In 2015, the Sandy Hook Advisory Commission created a final report that included recommendations on how to improve school safety and lockdown procedures. Some of the recommendations are:

  1. All classrooms and other safe-haven areas should have doors that can be locked from the inside. 
  2. All exterior doors in K-12 schools should have tools that can provide a perimeter full lockdown.
  3. Develop additional safety standards for providing keys to teachers, including substitutes. 
  4. Maintain a list of faculty, staff, and students, complete with emergency contact information.
  5. Provide safety and security training for faculty, staff, and students on how to respond to emergencies such as an active shooter event.

One of the recommendations of the Sandy Hook Advisory Commission is to provide door locks for classrooms and other safe-haven areas. Most of these rooms have an outward-swinging door that requires a person to go out to activate the lock.

Despite having recommendations for improving school door security, not everyone can afford it. Upgrading school locks can cost $875 to $1075 per door. It’s costly and may affect building and fire codes depending on which state the school is located.

And because schools are public buildings, most of their major classroom doors are outward-swinging. Securing and barricading these types of doors are tricky. Some students tie a rope or cord on the door handle and then pull the door closed. It’s not effective since the shooter can still force their way into the classroom. Similar to locking doors from the outside, teachers and students pulling the door are not safe.

Teachers should have a quick and easy way to barricade outward-swinging doors and keep the class safe from an active shooter situation. Getting The Sleeve for each classroom helps the teacher conduct lockdown protocols in just seconds.

Having The Sleeve on hand also helps teachers maintain their calm during tense situations. Knowing that the active shooter cannot open the classroom door once The Sleeve is installed, teachers can be more confident and influence their students in maintaining calm.

Once the threat is gone, teachers can slip off The Sleeve from the door closer as quickly as they were able to install it.
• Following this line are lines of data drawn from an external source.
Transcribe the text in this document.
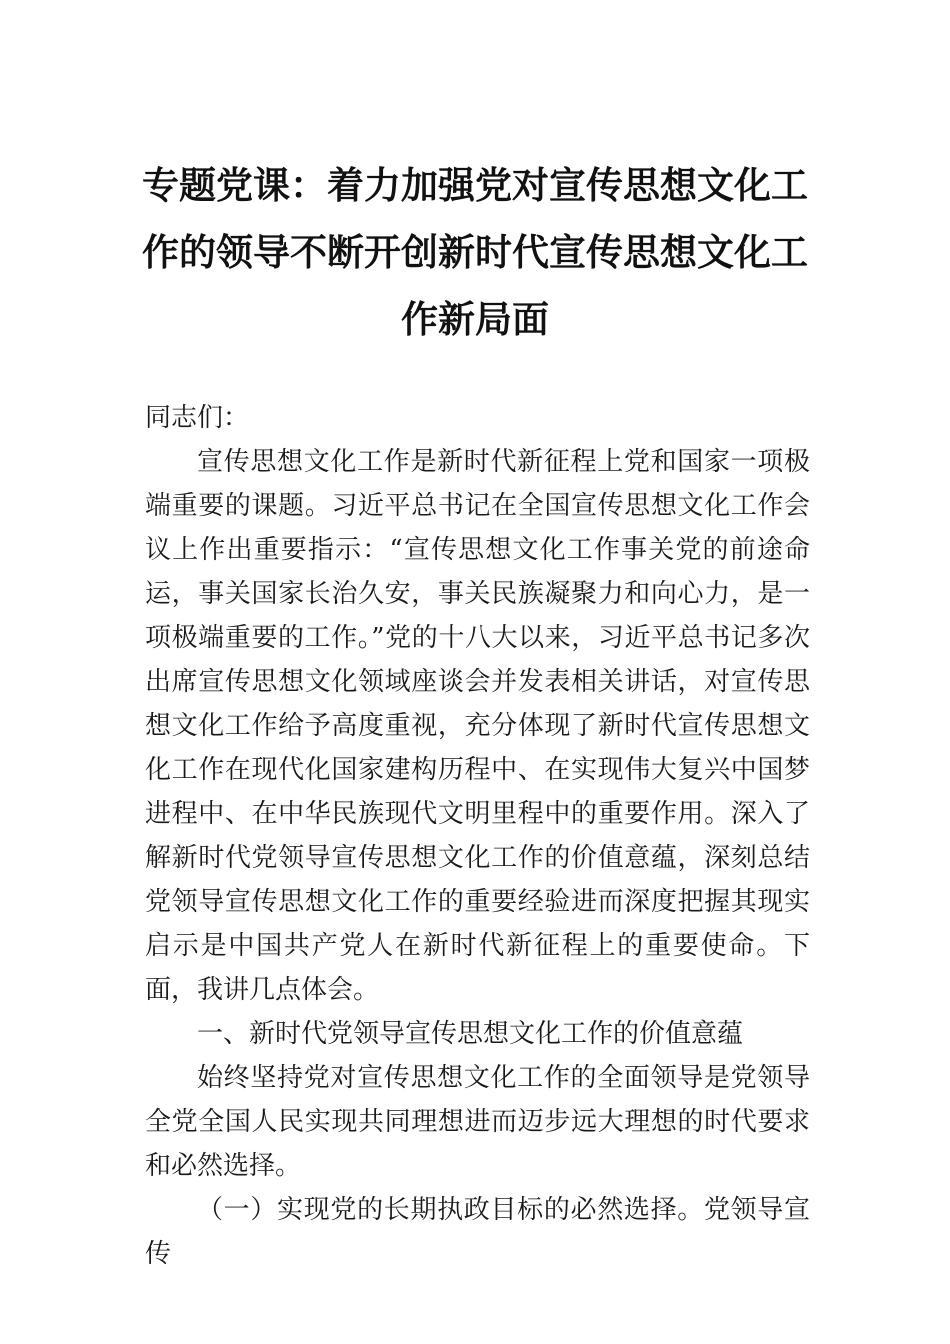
专题党课：着力加强党对宣传思想文化工作的领导不断开创新时代宣传思想文化工作新局面

同志们：

宣传思想文化工作是新时代新征程上党和国家一项极端重要的课题。习近平总书记在全国宣传思想文化工作会议上作出重要指示：“宣传思想文化工作事关党的前途命运，事关国家长治久安，事关民族凝聚力和向心力，是一项极端重要的工作。”党的十八大以来，习近平总书记多次出席宣传思想文化领域座谈会并发表相关讲话，对宣传思想文化工作给予高度重视，充分体现了新时代宣传思想文化工作在现代化国家建构历程中、在实现伟大复兴中国梦进程中、在中华民族现代文明里程中的重要作用。深入了解新时代党领导宣传思想文化工作的价值意蕴，深刻总结党领导宣传思想文化工作的重要经验进而深度把握其现实启示是中国共产党人在新时代新征程上的重要使命。下面，我讲几点体会。

一、新时代党领导宣传思想文化工作的价值意蕴

始终坚持党对宣传思想文化工作的全面领导是党领导全党全国人民实现共同理想进而迈步远大理想的时代要求和必然选择。

（一）实现党的长期执政目标的必然选择。党领导宣传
This does not impede students from leaving the room and evacuating the school properly.

Since The Sleeve is lightweight and easy to store, teachers can choose to bring it in their bags every day. A hanging bracket is also included in the product so teachers can designate it safely near the door with obstructing the hallway.

A teacher is responsible for students’ safety. Equipping yourself with the essential tools for classroom door lockdowns helps you prepare for the dangers of active shooting events.